Muddy water sliding off
Crimson petals stunning
There is an old saying (I am fond of them) that says “Better to stay silent and be thought a fool than open one’s mouth and remove all doubt.” Dozen others from a score of cultures exists. The basic premise is that the more a person knows, hopefully the more they know when to say it. The Tao points to the idea that letting go of knowledge is one path to enlightenment.
Whether this is a direct meaning and as the Bible says “Approach the Lord as a child” or a call to simply to learn the difference between what can be said and what should be said is a question for scholars and philosophers. I will say that on occasion, I find it difficult not to prove myself a fool. It is a difficult lesson to learn, especially in the American culture where small talk and filling the silence is almost a societal norm. If you are reading this, there are some who say that the blog is the 21st century version of salon, pulpit, and soapbox all rolled into one.
The question then becomes, do you speak lightly or not at all. One of the reasons I started this particular blog and moved the retreat into a virtual arena is to allow a certain flavor of speaking becomes habit. As with much of the Tao and attendant literature, the whole situation becomes a paradox of action through non-action.

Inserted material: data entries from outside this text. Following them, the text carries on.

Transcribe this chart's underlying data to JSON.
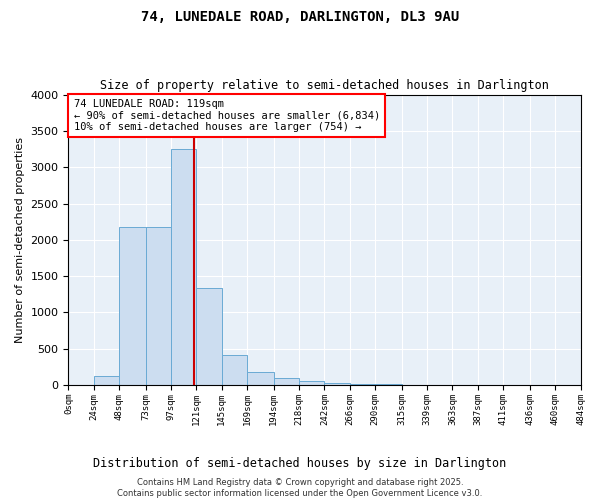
{
  "title": "74, LUNEDALE ROAD, DARLINGTON, DL3 9AU",
  "subtitle": "Size of property relative to semi-detached houses in Darlington",
  "xlabel": "Distribution of semi-detached houses by size in Darlington",
  "ylabel": "Number of semi-detached properties",
  "annotation_line1": "74 LUNEDALE ROAD: 119sqm",
  "annotation_line2": "← 90% of semi-detached houses are smaller (6,834)",
  "annotation_line3": "10% of semi-detached houses are larger (754) →",
  "red_line_x": 119,
  "bin_edges": [
    0,
    24,
    48,
    73,
    97,
    121,
    145,
    169,
    194,
    218,
    242,
    266,
    290,
    315,
    339,
    363,
    387,
    411,
    436,
    460,
    484
  ],
  "bar_heights": [
    0,
    120,
    2170,
    2170,
    3250,
    1340,
    420,
    175,
    100,
    50,
    30,
    15,
    10,
    5,
    5,
    3,
    2,
    1,
    1,
    0
  ],
  "bar_color": "#ccddf0",
  "bar_edge_color": "#6aaad4",
  "red_line_color": "#cc0000",
  "ylim": [
    0,
    4000
  ],
  "yticks": [
    0,
    500,
    1000,
    1500,
    2000,
    2500,
    3000,
    3500,
    4000
  ],
  "background_color": "#e8f0f8",
  "grid_color": "#ffffff",
  "footer_line1": "Contains HM Land Registry data © Crown copyright and database right 2025.",
  "footer_line2": "Contains public sector information licensed under the Open Government Licence v3.0."
}
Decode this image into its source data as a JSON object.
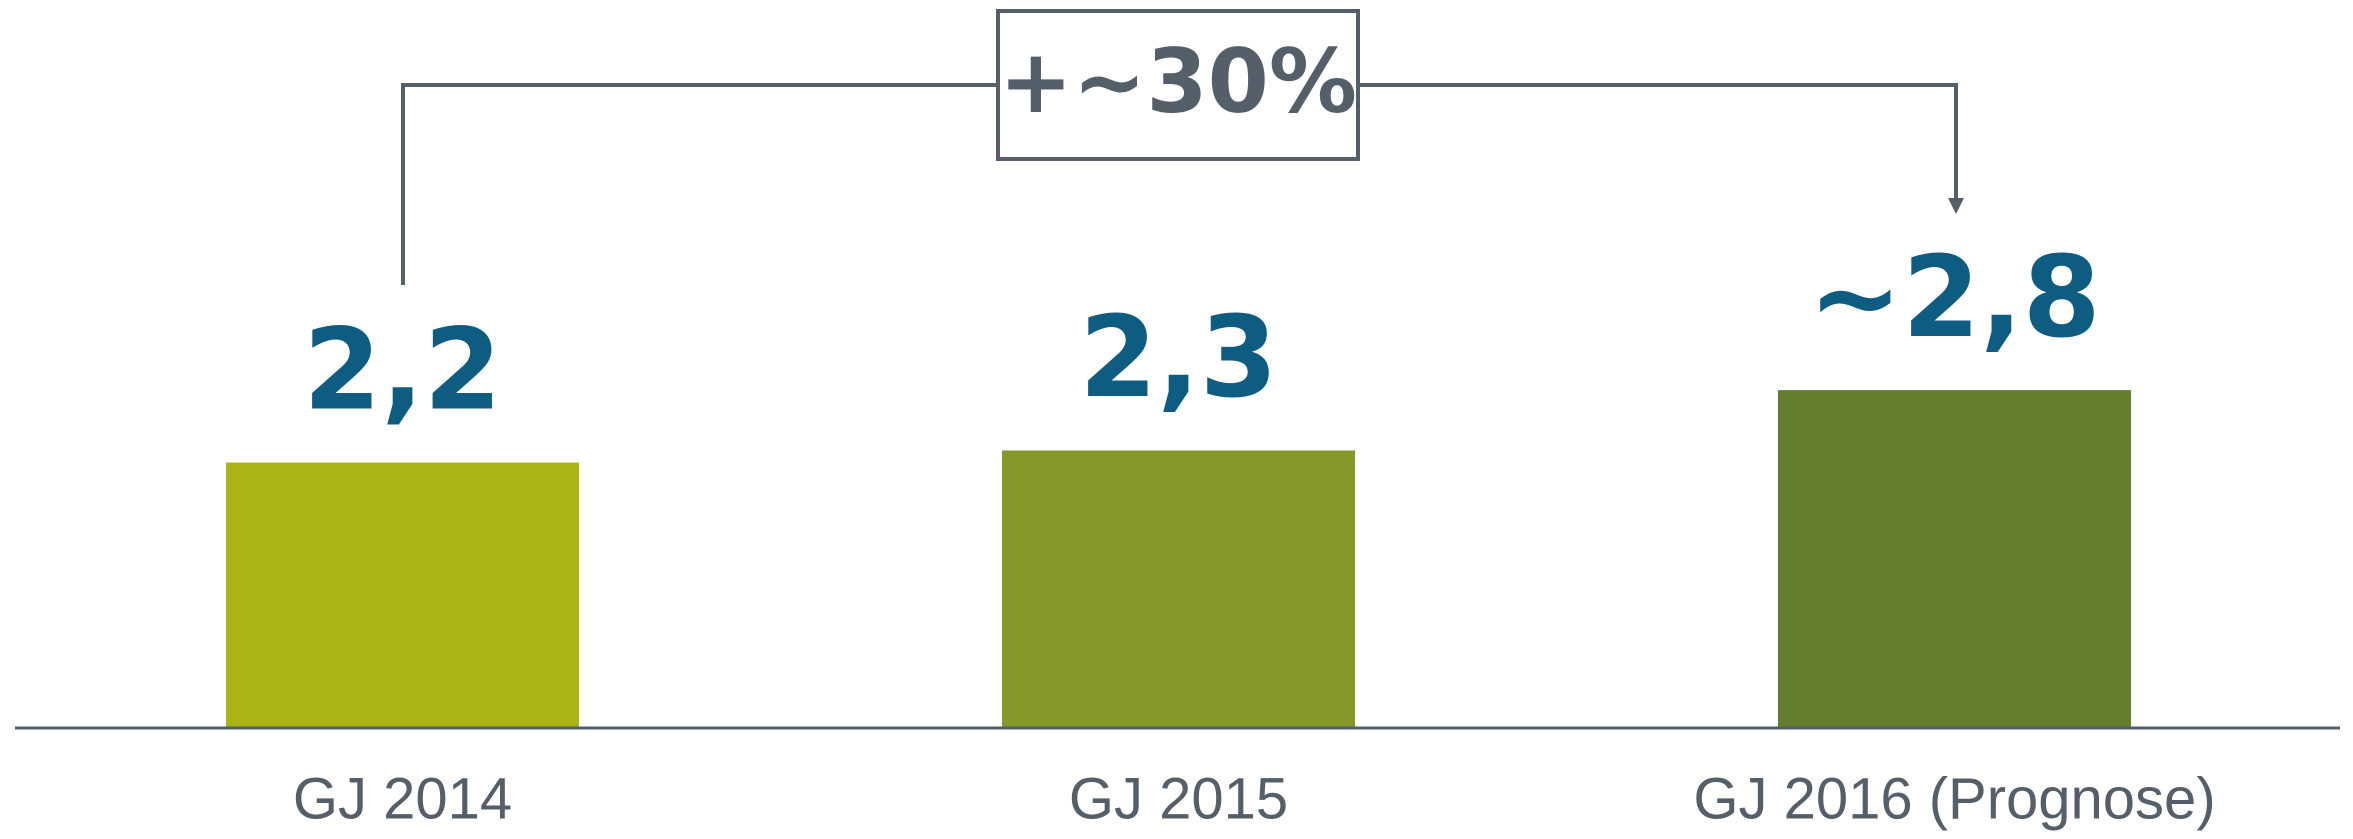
{
  "chart_data": {
    "type": "bar",
    "categories": [
      "GJ 2014",
      "GJ 2015",
      "GJ 2016 (Prognose)"
    ],
    "values": [
      2.2,
      2.3,
      2.8
    ],
    "value_labels": [
      "2,2",
      "2,3",
      "~2,8"
    ],
    "colors": [
      "#aab515",
      "#87982a",
      "#647d2e"
    ],
    "ylim": [
      0,
      6
    ],
    "annotation": "+~30%"
  }
}
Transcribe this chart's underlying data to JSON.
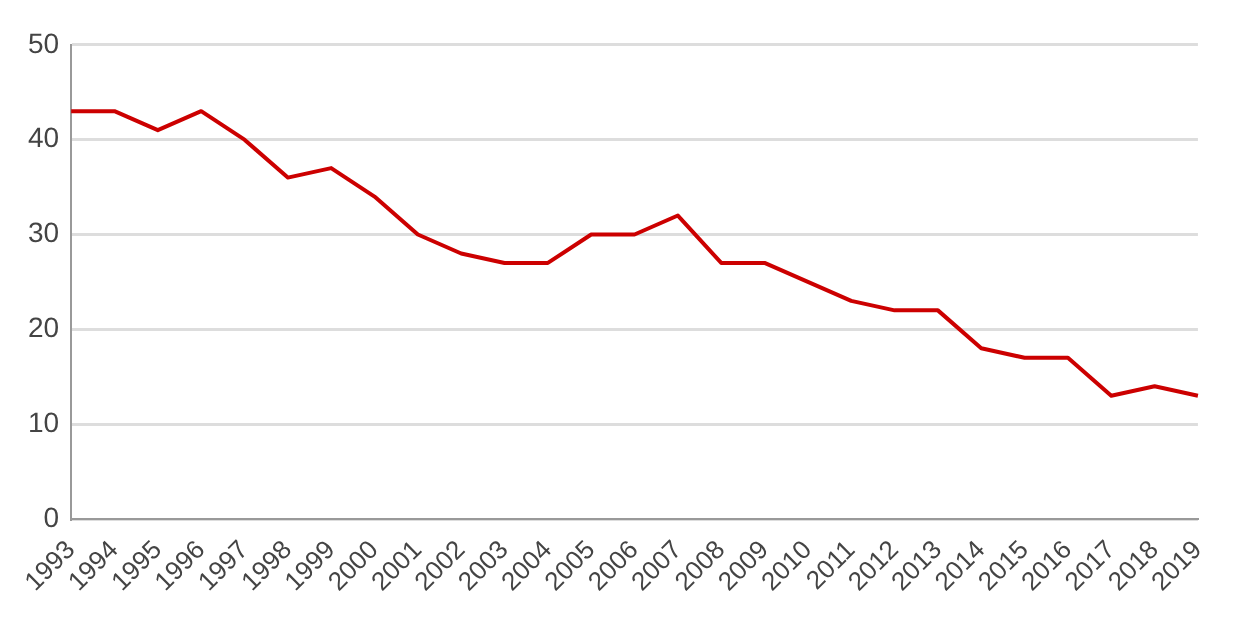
{
  "chart_data": {
    "type": "line",
    "categories": [
      "1993",
      "1994",
      "1995",
      "1996",
      "1997",
      "1998",
      "1999",
      "2000",
      "2001",
      "2002",
      "2003",
      "2004",
      "2005",
      "2006",
      "2007",
      "2008",
      "2009",
      "2010",
      "2011",
      "2012",
      "2013",
      "2014",
      "2015",
      "2016",
      "2017",
      "2018",
      "2019"
    ],
    "series": [
      {
        "color": "#cc0000",
        "values": [
          43,
          43,
          41,
          43,
          40,
          36,
          37,
          34,
          30,
          28,
          27,
          27,
          30,
          30,
          32,
          27,
          27,
          25,
          23,
          22,
          22,
          18,
          17,
          17,
          13,
          14,
          13
        ]
      }
    ],
    "ylim": [
      0,
      50
    ],
    "yticks": [
      0,
      10,
      20,
      30,
      40,
      50
    ],
    "grid": "y",
    "legend": false,
    "marker": "none",
    "line_style": "solid"
  }
}
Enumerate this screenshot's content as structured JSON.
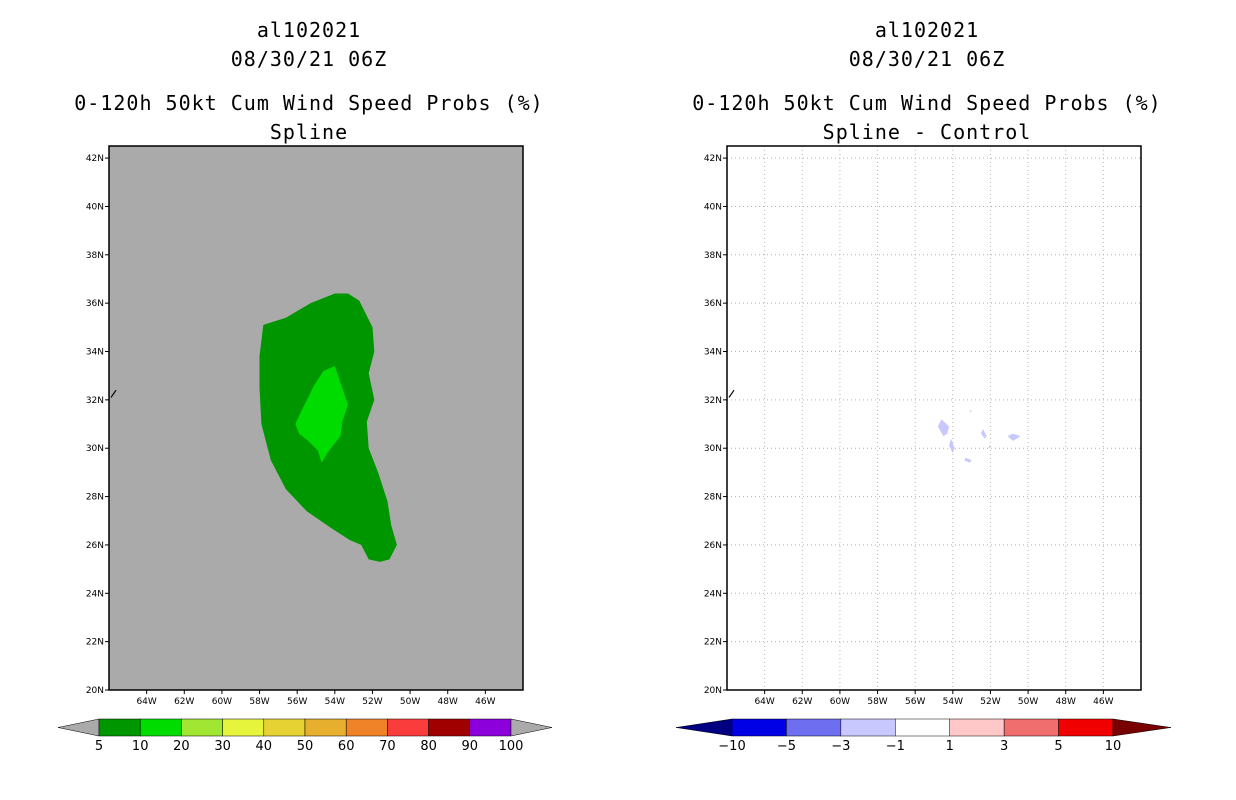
{
  "chart_data": [
    {
      "type": "filled-contour-map",
      "storm_id": "al102021",
      "datetime": "08/30/21 06Z",
      "title": "0-120h 50kt Cum Wind Speed Probs (%)",
      "subtitle": "Spline",
      "lon_range": [
        -66,
        -44
      ],
      "lat_range": [
        20,
        42.5
      ],
      "lat_ticks": [
        "42N",
        "40N",
        "38N",
        "36N",
        "34N",
        "32N",
        "30N",
        "28N",
        "26N",
        "24N",
        "22N",
        "20N"
      ],
      "lon_ticks": [
        "64W",
        "62W",
        "60W",
        "58W",
        "56W",
        "54W",
        "52W",
        "50W",
        "48W",
        "46W"
      ],
      "grid": false,
      "background": "#aaaaaa",
      "regions": [
        {
          "level": "5-10",
          "color": "#009600",
          "polygon": [
            [
              -57.8,
              35.1
            ],
            [
              -56.6,
              35.4
            ],
            [
              -55.3,
              36
            ],
            [
              -54,
              36.4
            ],
            [
              -53.3,
              36.4
            ],
            [
              -52.7,
              36.1
            ],
            [
              -52,
              35
            ],
            [
              -51.9,
              34
            ],
            [
              -52.2,
              33.1
            ],
            [
              -51.9,
              32
            ],
            [
              -52.3,
              31.1
            ],
            [
              -52.2,
              30
            ],
            [
              -51.7,
              29
            ],
            [
              -51.2,
              27.8
            ],
            [
              -51,
              26.8
            ],
            [
              -50.7,
              26
            ],
            [
              -51.1,
              25.4
            ],
            [
              -51.6,
              25.3
            ],
            [
              -52.2,
              25.4
            ],
            [
              -52.6,
              26
            ],
            [
              -53.2,
              26.2
            ],
            [
              -54.2,
              26.7
            ],
            [
              -55.5,
              27.4
            ],
            [
              -56.6,
              28.3
            ],
            [
              -57.4,
              29.5
            ],
            [
              -57.9,
              31
            ],
            [
              -58,
              32.5
            ],
            [
              -58,
              33.8
            ],
            [
              -57.8,
              35.1
            ]
          ]
        },
        {
          "level": "10-20",
          "color": "#00dc00",
          "polygon": [
            [
              -55.8,
              31.5
            ],
            [
              -55.1,
              32.6
            ],
            [
              -54.6,
              33.2
            ],
            [
              -54,
              33.4
            ],
            [
              -53.6,
              32.5
            ],
            [
              -53.3,
              31.8
            ],
            [
              -53.6,
              31.1
            ],
            [
              -53.7,
              30.5
            ],
            [
              -54.1,
              30.1
            ],
            [
              -54.4,
              29.8
            ],
            [
              -54.7,
              29.4
            ],
            [
              -54.9,
              29.9
            ],
            [
              -55.4,
              30.3
            ],
            [
              -55.9,
              30.6
            ],
            [
              -56.1,
              31
            ],
            [
              -55.8,
              31.5
            ]
          ]
        }
      ],
      "colorbar": {
        "labels": [
          "5",
          "10",
          "20",
          "30",
          "40",
          "50",
          "60",
          "70",
          "80",
          "90",
          "100"
        ],
        "colors": [
          "#009600",
          "#00dc00",
          "#a0e632",
          "#e6f53c",
          "#e6d232",
          "#e6af2d",
          "#f08228",
          "#fa3c3c",
          "#a00000",
          "#8c00dc"
        ],
        "under_color": "#aaaaaa",
        "over_color": "#aaaaaa"
      }
    },
    {
      "type": "filled-contour-map",
      "storm_id": "al102021",
      "datetime": "08/30/21 06Z",
      "title": "0-120h 50kt Cum Wind Speed Probs (%)",
      "subtitle": "Spline - Control",
      "lon_range": [
        -66,
        -44
      ],
      "lat_range": [
        20,
        42.5
      ],
      "lat_ticks": [
        "42N",
        "40N",
        "38N",
        "36N",
        "34N",
        "32N",
        "30N",
        "28N",
        "26N",
        "24N",
        "22N",
        "20N"
      ],
      "lon_ticks": [
        "64W",
        "62W",
        "60W",
        "58W",
        "56W",
        "54W",
        "52W",
        "50W",
        "48W",
        "46W"
      ],
      "grid": true,
      "background": "#ffffff",
      "regions": [
        {
          "level": "-3 to -1",
          "color": "#c8c8ff",
          "polygon": [
            [
              -54.6,
              31.2
            ],
            [
              -54.2,
              30.9
            ],
            [
              -54.3,
              30.6
            ],
            [
              -54.5,
              30.5
            ],
            [
              -54.8,
              30.9
            ],
            [
              -54.6,
              31.2
            ]
          ]
        },
        {
          "level": "-3 to -1",
          "color": "#c8c8ff",
          "polygon": [
            [
              -54.1,
              30.4
            ],
            [
              -53.9,
              30
            ],
            [
              -54,
              29.8
            ],
            [
              -54.2,
              30.1
            ],
            [
              -54.1,
              30.4
            ]
          ]
        },
        {
          "level": "-3 to -1",
          "color": "#c8c8ff",
          "polygon": [
            [
              -52.4,
              30.8
            ],
            [
              -52.2,
              30.5
            ],
            [
              -52.3,
              30.4
            ],
            [
              -52.5,
              30.6
            ],
            [
              -52.4,
              30.8
            ]
          ]
        },
        {
          "level": "-3 to -1",
          "color": "#c8c8ff",
          "polygon": [
            [
              -53.3,
              29.6
            ],
            [
              -53,
              29.5
            ],
            [
              -53.1,
              29.4
            ],
            [
              -53.4,
              29.5
            ],
            [
              -53.3,
              29.6
            ]
          ]
        },
        {
          "level": "-3 to -1",
          "color": "#c8c8ff",
          "polygon": [
            [
              -50.8,
              30.6
            ],
            [
              -50.4,
              30.5
            ],
            [
              -50.8,
              30.3
            ],
            [
              -51.1,
              30.5
            ],
            [
              -50.8,
              30.6
            ]
          ]
        },
        {
          "level": "-3 to -1",
          "color": "#c8c8ff",
          "polygon": [
            [
              -53.05,
              31.6
            ],
            [
              -53,
              31.5
            ],
            [
              -53.1,
              31.5
            ],
            [
              -53.05,
              31.6
            ]
          ]
        },
        {
          "level": "-3 to -1",
          "color": "#c8c8ff",
          "polygon": [
            [
              -52.05,
              30.15
            ],
            [
              -52,
              30
            ],
            [
              -52.1,
              30
            ],
            [
              -52.05,
              30.15
            ]
          ]
        }
      ],
      "colorbar": {
        "labels": [
          "-10",
          "-5",
          "-3",
          "-1",
          "1",
          "3",
          "5",
          "10"
        ],
        "colors": [
          "#0000e6",
          "#6e6ef0",
          "#c8c8ff",
          "#ffffff",
          "#ffc8c8",
          "#f06e6e",
          "#f00000"
        ],
        "under_color": "#000080",
        "over_color": "#780000"
      }
    }
  ]
}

Personally, I believe this is a matter of introspection and self-examination, thought before speech. Are the words you speak not only true but also helpful? Is there simplicity to the speech? Or as is usually want, are a multitude of words and symbols and concepts used to create a picture that soon becomes as murky as the pond and as confused as a knot of windblown string fought from the hands of a child (see what I mean)?